Taraf vekillerinin rapora itirazları nedeniyle bilirkişi heyetinden ek rapor alınmasına karar verilmiş ve bilirkişi heyeti hazırlamış olduğu 16/10/2019 havale tarihli ek raporda sonuç olarak, itirazlar çerçevesinde heyetlerince yapılan ayrıntılı incelemeler çerçevesinde kök raporda belirttikleri görüşlerini değiştirmelerini gerektirir bir hususun var olmadığı belirtilmiştir.
Buna göre davacının davalı adına tescilli ….. tescil nolu marka yönünden davalının kötü niyeti ıspatlanamadığından 5 yıllık hak düşürücü sürenin geçtiği ve sessiz kalma yoluyla itiraz hakkını kaybettiği anlaşılmakla davacının bu markaya yönelik davasının reddi gerekmiştir.
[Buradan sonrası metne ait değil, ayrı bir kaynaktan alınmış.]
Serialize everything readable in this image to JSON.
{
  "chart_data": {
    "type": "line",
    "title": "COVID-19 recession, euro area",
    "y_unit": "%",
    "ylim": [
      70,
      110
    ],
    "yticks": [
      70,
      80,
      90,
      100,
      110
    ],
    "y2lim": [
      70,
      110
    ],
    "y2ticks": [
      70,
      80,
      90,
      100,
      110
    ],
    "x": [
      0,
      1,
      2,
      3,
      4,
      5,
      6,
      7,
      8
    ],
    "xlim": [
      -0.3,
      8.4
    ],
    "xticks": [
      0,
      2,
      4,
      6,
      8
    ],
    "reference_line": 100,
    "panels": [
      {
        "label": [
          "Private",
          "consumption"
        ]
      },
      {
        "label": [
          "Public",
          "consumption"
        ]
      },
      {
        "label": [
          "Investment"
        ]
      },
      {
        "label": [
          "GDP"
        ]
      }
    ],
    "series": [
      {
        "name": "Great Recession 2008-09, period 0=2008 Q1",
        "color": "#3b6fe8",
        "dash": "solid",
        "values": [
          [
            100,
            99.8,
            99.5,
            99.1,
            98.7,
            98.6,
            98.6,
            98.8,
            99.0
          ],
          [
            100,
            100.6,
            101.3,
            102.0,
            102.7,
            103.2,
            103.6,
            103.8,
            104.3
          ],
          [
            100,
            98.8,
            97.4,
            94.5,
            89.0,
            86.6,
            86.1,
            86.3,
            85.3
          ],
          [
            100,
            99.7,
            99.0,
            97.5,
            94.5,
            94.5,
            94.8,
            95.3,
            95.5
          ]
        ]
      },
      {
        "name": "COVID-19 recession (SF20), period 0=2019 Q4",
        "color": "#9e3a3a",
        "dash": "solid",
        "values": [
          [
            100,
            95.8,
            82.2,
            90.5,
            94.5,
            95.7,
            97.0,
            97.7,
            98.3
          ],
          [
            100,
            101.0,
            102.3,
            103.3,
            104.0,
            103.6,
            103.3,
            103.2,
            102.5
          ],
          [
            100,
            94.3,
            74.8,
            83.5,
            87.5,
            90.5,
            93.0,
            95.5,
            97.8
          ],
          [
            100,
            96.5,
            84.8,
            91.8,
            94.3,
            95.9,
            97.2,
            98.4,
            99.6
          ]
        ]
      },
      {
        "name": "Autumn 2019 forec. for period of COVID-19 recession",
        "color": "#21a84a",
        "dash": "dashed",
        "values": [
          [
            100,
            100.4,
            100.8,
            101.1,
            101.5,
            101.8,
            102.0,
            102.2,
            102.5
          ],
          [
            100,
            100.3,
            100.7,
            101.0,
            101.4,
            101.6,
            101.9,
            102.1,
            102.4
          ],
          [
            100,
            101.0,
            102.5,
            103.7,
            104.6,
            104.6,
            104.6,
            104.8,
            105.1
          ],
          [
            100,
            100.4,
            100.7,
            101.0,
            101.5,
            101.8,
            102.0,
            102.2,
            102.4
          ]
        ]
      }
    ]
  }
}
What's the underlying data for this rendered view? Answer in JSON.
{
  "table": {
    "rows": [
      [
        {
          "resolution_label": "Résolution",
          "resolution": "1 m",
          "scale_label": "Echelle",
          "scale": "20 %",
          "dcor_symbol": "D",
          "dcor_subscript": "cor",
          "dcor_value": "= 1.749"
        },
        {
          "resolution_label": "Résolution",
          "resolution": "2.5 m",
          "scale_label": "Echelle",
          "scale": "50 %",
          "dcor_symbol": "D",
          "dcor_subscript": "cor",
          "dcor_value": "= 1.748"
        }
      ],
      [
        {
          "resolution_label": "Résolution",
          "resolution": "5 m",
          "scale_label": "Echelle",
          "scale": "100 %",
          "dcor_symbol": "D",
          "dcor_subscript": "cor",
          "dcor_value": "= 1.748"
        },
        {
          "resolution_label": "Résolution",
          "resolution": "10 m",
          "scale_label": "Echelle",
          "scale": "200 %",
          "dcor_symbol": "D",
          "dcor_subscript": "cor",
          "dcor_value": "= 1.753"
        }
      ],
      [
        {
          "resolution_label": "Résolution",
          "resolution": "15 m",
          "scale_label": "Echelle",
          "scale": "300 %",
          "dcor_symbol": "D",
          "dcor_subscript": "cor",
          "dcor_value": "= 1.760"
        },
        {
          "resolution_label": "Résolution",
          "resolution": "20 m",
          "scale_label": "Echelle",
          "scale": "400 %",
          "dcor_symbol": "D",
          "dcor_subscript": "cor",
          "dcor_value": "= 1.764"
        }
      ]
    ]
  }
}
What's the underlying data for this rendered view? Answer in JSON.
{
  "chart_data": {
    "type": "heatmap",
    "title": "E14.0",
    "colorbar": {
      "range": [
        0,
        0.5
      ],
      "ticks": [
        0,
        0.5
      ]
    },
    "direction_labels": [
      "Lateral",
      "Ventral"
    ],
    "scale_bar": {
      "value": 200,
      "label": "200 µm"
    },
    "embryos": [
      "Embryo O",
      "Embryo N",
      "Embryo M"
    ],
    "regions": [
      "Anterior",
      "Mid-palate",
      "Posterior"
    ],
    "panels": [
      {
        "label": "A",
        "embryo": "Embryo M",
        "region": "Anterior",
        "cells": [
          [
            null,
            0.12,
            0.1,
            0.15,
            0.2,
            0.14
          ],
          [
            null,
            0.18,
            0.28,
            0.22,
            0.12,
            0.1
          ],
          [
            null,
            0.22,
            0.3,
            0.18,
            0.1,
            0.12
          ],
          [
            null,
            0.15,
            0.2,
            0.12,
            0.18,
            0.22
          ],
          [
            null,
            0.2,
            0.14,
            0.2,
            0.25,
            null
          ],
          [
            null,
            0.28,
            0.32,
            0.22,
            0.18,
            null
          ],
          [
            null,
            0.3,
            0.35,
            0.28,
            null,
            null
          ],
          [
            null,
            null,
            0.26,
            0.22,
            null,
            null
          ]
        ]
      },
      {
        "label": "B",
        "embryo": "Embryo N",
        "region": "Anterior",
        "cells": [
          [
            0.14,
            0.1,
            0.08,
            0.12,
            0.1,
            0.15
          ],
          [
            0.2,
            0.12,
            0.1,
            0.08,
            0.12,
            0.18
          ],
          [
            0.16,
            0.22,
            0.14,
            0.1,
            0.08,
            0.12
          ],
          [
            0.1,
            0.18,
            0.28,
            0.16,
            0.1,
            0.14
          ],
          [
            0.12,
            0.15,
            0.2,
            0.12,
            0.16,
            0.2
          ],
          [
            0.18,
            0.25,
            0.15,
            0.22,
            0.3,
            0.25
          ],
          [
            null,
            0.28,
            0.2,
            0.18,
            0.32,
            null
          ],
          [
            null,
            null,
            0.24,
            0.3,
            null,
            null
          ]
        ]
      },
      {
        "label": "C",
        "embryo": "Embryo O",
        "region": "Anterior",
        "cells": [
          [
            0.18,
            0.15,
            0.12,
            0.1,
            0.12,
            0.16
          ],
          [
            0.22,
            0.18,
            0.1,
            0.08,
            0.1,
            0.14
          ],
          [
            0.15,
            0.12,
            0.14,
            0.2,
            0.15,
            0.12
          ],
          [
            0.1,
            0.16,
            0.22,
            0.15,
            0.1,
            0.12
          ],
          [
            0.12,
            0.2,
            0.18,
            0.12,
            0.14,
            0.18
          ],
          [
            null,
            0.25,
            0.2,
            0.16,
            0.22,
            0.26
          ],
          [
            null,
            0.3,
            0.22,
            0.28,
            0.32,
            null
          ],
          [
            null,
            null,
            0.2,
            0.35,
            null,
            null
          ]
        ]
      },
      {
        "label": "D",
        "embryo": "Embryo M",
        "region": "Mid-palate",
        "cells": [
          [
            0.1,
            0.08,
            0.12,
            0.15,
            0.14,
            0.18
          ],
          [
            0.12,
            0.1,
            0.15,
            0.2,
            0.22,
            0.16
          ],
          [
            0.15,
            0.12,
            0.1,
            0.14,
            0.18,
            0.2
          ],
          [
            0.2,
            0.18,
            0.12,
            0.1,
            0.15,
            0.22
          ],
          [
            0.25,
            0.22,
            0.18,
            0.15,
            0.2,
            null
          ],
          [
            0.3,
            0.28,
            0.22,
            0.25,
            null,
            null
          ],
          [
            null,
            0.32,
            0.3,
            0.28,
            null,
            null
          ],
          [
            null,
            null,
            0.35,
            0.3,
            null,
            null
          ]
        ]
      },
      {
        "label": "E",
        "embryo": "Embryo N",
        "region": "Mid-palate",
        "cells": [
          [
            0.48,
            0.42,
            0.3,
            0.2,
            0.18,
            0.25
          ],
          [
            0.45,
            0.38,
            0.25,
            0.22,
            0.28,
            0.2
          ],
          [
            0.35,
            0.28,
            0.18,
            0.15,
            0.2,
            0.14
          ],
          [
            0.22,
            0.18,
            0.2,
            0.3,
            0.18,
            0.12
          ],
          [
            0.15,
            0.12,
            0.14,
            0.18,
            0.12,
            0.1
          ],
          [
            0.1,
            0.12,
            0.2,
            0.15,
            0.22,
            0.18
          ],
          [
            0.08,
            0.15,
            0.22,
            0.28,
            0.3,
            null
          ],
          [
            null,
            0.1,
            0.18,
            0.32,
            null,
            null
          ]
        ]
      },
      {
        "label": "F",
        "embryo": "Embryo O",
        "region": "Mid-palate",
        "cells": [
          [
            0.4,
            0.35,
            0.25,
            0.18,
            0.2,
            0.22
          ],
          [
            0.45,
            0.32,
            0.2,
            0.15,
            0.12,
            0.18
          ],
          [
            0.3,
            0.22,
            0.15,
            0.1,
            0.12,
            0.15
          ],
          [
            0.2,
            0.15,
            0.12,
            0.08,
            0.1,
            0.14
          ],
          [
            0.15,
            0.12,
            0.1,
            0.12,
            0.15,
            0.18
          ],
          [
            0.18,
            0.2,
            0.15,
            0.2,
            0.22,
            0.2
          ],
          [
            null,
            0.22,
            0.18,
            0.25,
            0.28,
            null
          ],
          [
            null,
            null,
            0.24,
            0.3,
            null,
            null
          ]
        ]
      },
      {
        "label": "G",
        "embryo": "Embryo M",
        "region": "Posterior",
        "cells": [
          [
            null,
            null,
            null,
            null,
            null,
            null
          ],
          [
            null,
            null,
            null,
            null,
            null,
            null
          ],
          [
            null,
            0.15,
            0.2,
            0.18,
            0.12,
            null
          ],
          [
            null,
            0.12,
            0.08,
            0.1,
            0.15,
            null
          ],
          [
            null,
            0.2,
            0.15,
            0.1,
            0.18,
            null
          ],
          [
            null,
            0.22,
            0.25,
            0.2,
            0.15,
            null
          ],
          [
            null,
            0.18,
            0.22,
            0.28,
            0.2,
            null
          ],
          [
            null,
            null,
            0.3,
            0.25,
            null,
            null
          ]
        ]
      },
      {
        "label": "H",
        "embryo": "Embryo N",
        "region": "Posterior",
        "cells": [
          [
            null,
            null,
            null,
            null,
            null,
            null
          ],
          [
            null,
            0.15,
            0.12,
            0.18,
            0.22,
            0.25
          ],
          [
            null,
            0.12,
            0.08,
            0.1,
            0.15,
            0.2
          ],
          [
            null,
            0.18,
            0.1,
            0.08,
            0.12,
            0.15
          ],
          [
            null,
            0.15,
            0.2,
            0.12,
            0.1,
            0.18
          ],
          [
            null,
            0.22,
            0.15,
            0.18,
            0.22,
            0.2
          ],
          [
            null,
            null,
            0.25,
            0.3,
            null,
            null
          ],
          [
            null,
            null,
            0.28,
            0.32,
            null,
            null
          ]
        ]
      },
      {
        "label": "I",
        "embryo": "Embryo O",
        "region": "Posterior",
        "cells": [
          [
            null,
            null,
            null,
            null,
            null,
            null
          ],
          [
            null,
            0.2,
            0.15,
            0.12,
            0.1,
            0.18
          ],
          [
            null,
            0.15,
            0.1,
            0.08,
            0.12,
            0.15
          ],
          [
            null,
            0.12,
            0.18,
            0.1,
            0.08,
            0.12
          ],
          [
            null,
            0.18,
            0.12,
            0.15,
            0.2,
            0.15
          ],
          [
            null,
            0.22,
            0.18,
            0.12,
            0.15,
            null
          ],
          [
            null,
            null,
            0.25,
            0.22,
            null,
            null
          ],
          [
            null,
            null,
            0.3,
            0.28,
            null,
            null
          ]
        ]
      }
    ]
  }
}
Davacının dava konusu davalı adına tescilli ….. tescil numaralı markasına yönelik davasına gelince; ….. kod numaralı markanın sağladığı müktesep haklar nedeni ile ….. kod numaralı markanın tescilli olduğu 35. Sınıf bakımından hükümsüzlüğü koşullarının oluşmadığı, her ne kadar bilirkişi raporunda 42. Sınıfta tescilli olduğu raporda belirtilen hizmetler açısından hükümsüzlüğünün talep edebileceği, belirtilmiş ise de raporda belirtilen önceki kullanım olarak kabul edilen belge ve faturalar bu emtialara ilişkin olmayıp öncelik hakkı sağlayan nitelik ve sayıda olmadığı münferit sadece bir iki adet faturanın öncelik hakkı sağlanmayacağı anlaşılmakla bilirkişi raporu taktiri delil olup mahkemenin tüm delilleri serbestçe taktir etmesi mümkün olduğundan davacının dava konusu ….. tescil numaralı markaya yönelik davasının da reddi gerekmiştir. Bu itibarla aşağıdaki hüküm kurulmuştur.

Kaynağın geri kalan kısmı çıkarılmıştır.